Township in Pennsylvania, US

Clymer Township is a township in Tioga County, Pennsylvania, United States. The population was 622 at the 2020 census.

Historical population
| Census | Pop. | Note | %± |
| 2000 | 597 |  | — |
| 2010 | 581 |  | −2.7% |
| 2020 | 622 |  | 7.1% |
| 2023 (est.) | 612 |  | −1.6% |
U.S. Decennial Census

==Geography==
According to the United States Census Bureau, the township has a total area of 33.7 sqmi, of which 33.5 sqmi is land and 0.2 sqmi (0.45%) is water.

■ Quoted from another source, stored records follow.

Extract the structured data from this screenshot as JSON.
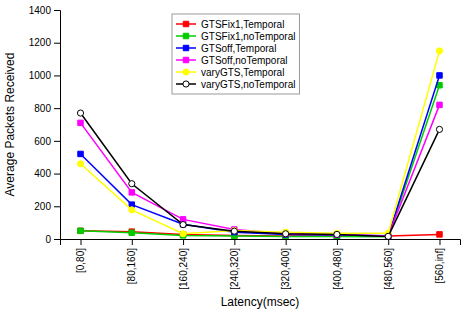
{
  "chart_data": {
    "type": "line",
    "xlabel": "Latency(msec)",
    "ylabel": "Average Packets Received",
    "categories": [
      "[0,80]",
      "[80,160]",
      "[160,240]",
      "[240,320]",
      "[320,400]",
      "[400,480]",
      "[480,560]",
      "[560,inf]"
    ],
    "series": [
      {
        "name": "GTSFix1,Temporal",
        "color": "#ff0000",
        "marker": "square",
        "values": [
          50,
          45,
          28,
          22,
          18,
          18,
          18,
          28
        ]
      },
      {
        "name": "GTSFix1,noTemporal",
        "color": "#00cc00",
        "marker": "square",
        "values": [
          50,
          38,
          22,
          18,
          15,
          15,
          14,
          940
        ]
      },
      {
        "name": "GTSoff,Temporal",
        "color": "#0000ff",
        "marker": "square",
        "values": [
          520,
          210,
          90,
          42,
          28,
          25,
          20,
          1000
        ]
      },
      {
        "name": "GTSoff,noTemporal",
        "color": "#ff00ff",
        "marker": "square",
        "values": [
          710,
          285,
          120,
          58,
          32,
          28,
          18,
          820
        ]
      },
      {
        "name": "varyGTS,Temporal",
        "color": "#ffff00",
        "marker": "circle",
        "values": [
          460,
          178,
          32,
          52,
          42,
          35,
          35,
          1150
        ]
      },
      {
        "name": "varyGTS,noTemporal",
        "color": "#000000",
        "marker": "circle",
        "values": [
          770,
          338,
          88,
          48,
          32,
          28,
          16,
          670
        ]
      }
    ],
    "ylim": [
      0,
      1400
    ],
    "yticks": [
      0,
      200,
      400,
      600,
      800,
      1000,
      1200,
      1400
    ],
    "grid": false,
    "legend": "top-left"
  }
}
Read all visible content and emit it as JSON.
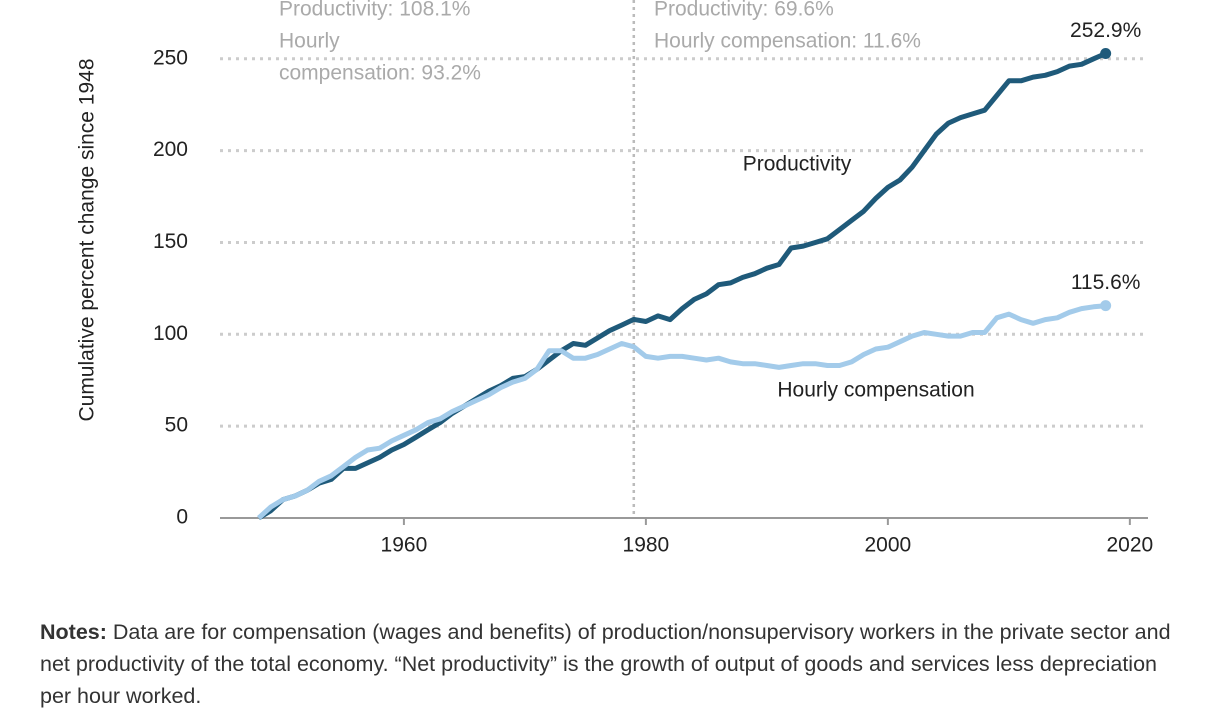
{
  "chart_data": {
    "type": "line",
    "y_label": "Cumulative percent change since 1948",
    "x": [
      1948,
      1949,
      1950,
      1951,
      1952,
      1953,
      1954,
      1955,
      1956,
      1957,
      1958,
      1959,
      1960,
      1961,
      1962,
      1963,
      1964,
      1965,
      1966,
      1967,
      1968,
      1969,
      1970,
      1971,
      1972,
      1973,
      1974,
      1975,
      1976,
      1977,
      1978,
      1979,
      1980,
      1981,
      1982,
      1983,
      1984,
      1985,
      1986,
      1987,
      1988,
      1989,
      1990,
      1991,
      1992,
      1993,
      1994,
      1995,
      1996,
      1997,
      1998,
      1999,
      2000,
      2001,
      2002,
      2003,
      2004,
      2005,
      2006,
      2007,
      2008,
      2009,
      2010,
      2011,
      2012,
      2013,
      2014,
      2015,
      2016,
      2017,
      2018
    ],
    "series": [
      {
        "name": "Productivity",
        "color": "#1f5a7a",
        "end_label": "252.9%",
        "values": [
          0,
          4,
          10,
          12,
          15,
          19,
          21,
          27,
          27,
          30,
          33,
          37,
          40,
          44,
          48,
          52,
          57,
          61,
          65,
          69,
          72,
          76,
          77,
          81,
          86,
          91,
          95,
          94,
          98,
          102,
          105,
          108.1,
          107,
          110,
          108,
          114,
          119,
          122,
          127,
          128,
          131,
          133,
          136,
          138,
          147,
          148,
          150,
          152,
          157,
          162,
          167,
          174,
          180,
          184,
          191,
          200,
          209,
          215,
          218,
          220,
          222,
          230,
          238,
          238,
          240,
          241,
          243,
          246,
          247,
          250,
          252.9
        ]
      },
      {
        "name": "Hourly compensation",
        "color": "#a3cbea",
        "end_label": "115.6%",
        "values": [
          0,
          6,
          10,
          12,
          15,
          20,
          23,
          28,
          33,
          37,
          38,
          42,
          45,
          48,
          52,
          54,
          58,
          61,
          64,
          67,
          71,
          74,
          76,
          81,
          91,
          91,
          87,
          87,
          89,
          92,
          95,
          93.2,
          88,
          87,
          88,
          88,
          87,
          86,
          87,
          85,
          84,
          84,
          83,
          82,
          83,
          84,
          84,
          83,
          83,
          85,
          89,
          92,
          93,
          96,
          99,
          101,
          100,
          99,
          99,
          101,
          101,
          109,
          111,
          108,
          106,
          108,
          109,
          112,
          114,
          115,
          115.6
        ]
      }
    ],
    "xlim": [
      1944.8,
      2021.5
    ],
    "xticks": [
      1960,
      1980,
      2000,
      2020
    ],
    "ylim": [
      0,
      282
    ],
    "yticks": [
      0,
      50,
      100,
      150,
      200,
      250
    ],
    "grid": true,
    "reference_line_x": 1979,
    "annotations": {
      "left": [
        "Productivity: 108.1%",
        "Hourly",
        "compensation: 93.2%"
      ],
      "right": [
        "Productivity: 69.6%",
        "Hourly compensation: 11.6%"
      ]
    },
    "notes_label": "Notes:",
    "notes": "Data are for compensation (wages and benefits) of production/nonsupervisory workers in the private sector and net productivity of the total economy. “Net productivity” is the growth of output of goods and services less depreciation per hour worked."
  }
}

=== Adjacent townships and areas ===
(Clockwise)
- Westfield Township
- Chatham Township; Shippen Township
- Gaines Township
- Pike Township; Hector Township

==Demographics==
As of the census of 2000, there were 597 people, 235 households, and 175 families residing in the township. The population density was 17.8 people per square mile (6.9/km^{2}). There were 411 housing units at an average density of 12.3/sq mi (4.7/km^{2}). The racial makeup of the township was 99.33% White, 0.17% Native American, 0.17% Asian, and 0.34% from two or more races.

There were 235 households, out of which 25.5% had children under the age of 18 living with them, 66.0% were married couples living together, 6.4% had a female householder with no husband present, and 25.5% were non-families. 22.1% of all households were made up of individuals, and 10.2% had someone living alone who was 65 years of age or older. The average household size was 2.54 and the average family size was 2.94.

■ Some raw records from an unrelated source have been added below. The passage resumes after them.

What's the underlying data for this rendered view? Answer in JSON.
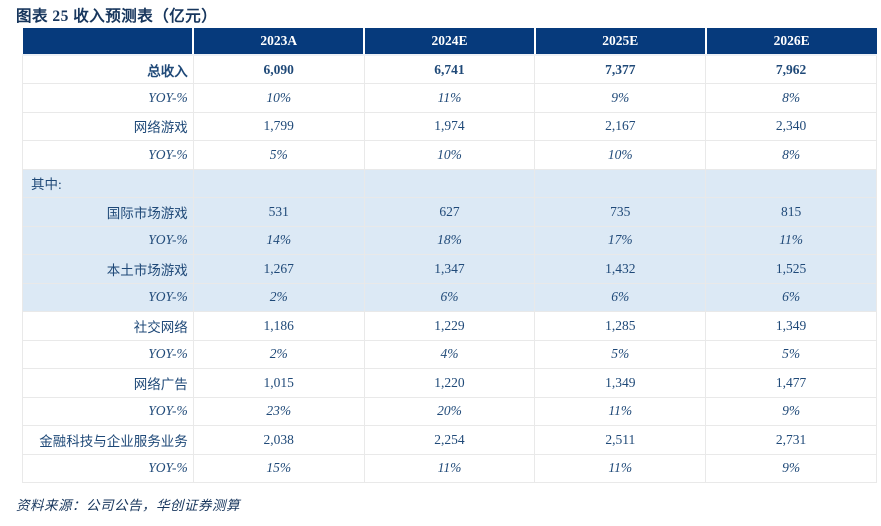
{
  "title": "图表 25  收入预测表（亿元）",
  "source_note": "资料来源：公司公告，华创证券测算",
  "colors": {
    "header_bg": "#063a7c",
    "header_text": "#ffffff",
    "band_bg": "#dce9f5",
    "text": "#1f4978",
    "title_text": "#17365d",
    "border": "#e9e9e9"
  },
  "chart_data": {
    "type": "table",
    "title": "收入预测表（亿元）",
    "columns": [
      "",
      "2023A",
      "2024E",
      "2025E",
      "2026E"
    ],
    "rows": [
      {
        "label": "总收入",
        "values": [
          "6,090",
          "6,741",
          "7,377",
          "7,962"
        ],
        "style": "total",
        "band": false
      },
      {
        "label": "YOY-%",
        "values": [
          "10%",
          "11%",
          "9%",
          "8%"
        ],
        "style": "yoy",
        "band": false
      },
      {
        "label": "网络游戏",
        "values": [
          "1,799",
          "1,974",
          "2,167",
          "2,340"
        ],
        "style": "item",
        "band": false
      },
      {
        "label": "YOY-%",
        "values": [
          "5%",
          "10%",
          "10%",
          "8%"
        ],
        "style": "yoy",
        "band": false
      },
      {
        "label": "其中:",
        "values": [
          "",
          "",
          "",
          ""
        ],
        "style": "section",
        "band": true
      },
      {
        "label": "国际市场游戏",
        "values": [
          "531",
          "627",
          "735",
          "815"
        ],
        "style": "item",
        "band": true
      },
      {
        "label": "YOY-%",
        "values": [
          "14%",
          "18%",
          "17%",
          "11%"
        ],
        "style": "yoy",
        "band": true
      },
      {
        "label": "本土市场游戏",
        "values": [
          "1,267",
          "1,347",
          "1,432",
          "1,525"
        ],
        "style": "item",
        "band": true
      },
      {
        "label": "YOY-%",
        "values": [
          "2%",
          "6%",
          "6%",
          "6%"
        ],
        "style": "yoy",
        "band": true
      },
      {
        "label": "社交网络",
        "values": [
          "1,186",
          "1,229",
          "1,285",
          "1,349"
        ],
        "style": "item",
        "band": false
      },
      {
        "label": "YOY-%",
        "values": [
          "2%",
          "4%",
          "5%",
          "5%"
        ],
        "style": "yoy",
        "band": false
      },
      {
        "label": "网络广告",
        "values": [
          "1,015",
          "1,220",
          "1,349",
          "1,477"
        ],
        "style": "item",
        "band": false
      },
      {
        "label": "YOY-%",
        "values": [
          "23%",
          "20%",
          "11%",
          "9%"
        ],
        "style": "yoy",
        "band": false
      },
      {
        "label": "金融科技与企业服务业务",
        "values": [
          "2,038",
          "2,254",
          "2,511",
          "2,731"
        ],
        "style": "item",
        "band": false
      },
      {
        "label": "YOY-%",
        "values": [
          "15%",
          "11%",
          "11%",
          "9%"
        ],
        "style": "yoy",
        "band": false
      }
    ]
  }
}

In the township the population was spread out, with 23.5% under the age of 18, 6.9% from 18 to 24, 22.8% from 25 to 44, 32.0% from 45 to 64, and 14.9% who were 65 years of age or older. The median age was 44 years. For every 100 females, there were 100.3 males. For every 100 females age 18 and over, there were 90.4 males.

The median income for a household in the township was $25,750, and the median income for a family was $28,889. Males had a median income of $26,250 versus $20,104 for females. The per capita income for the township was $12,280. About 21.2% of families and 27.3% of the population were below the poverty line, including 44.1% of those under age 18 and 20.2% of those age 65 or over.

==Communities and locations==
- Azelta - A village in the eastern part of the township.
- Beechwood Lake - A small lake in the central part of the township, between Sabinsville and Azelta.
- Clymer - A village in the western part of the township, near the Potter County line.
- Davis - A village on Pennsylvania Route 349 in the southwestern part of the township.
- Sabinsville - A village on Pennsylvania Route 349 in the northern part of the township.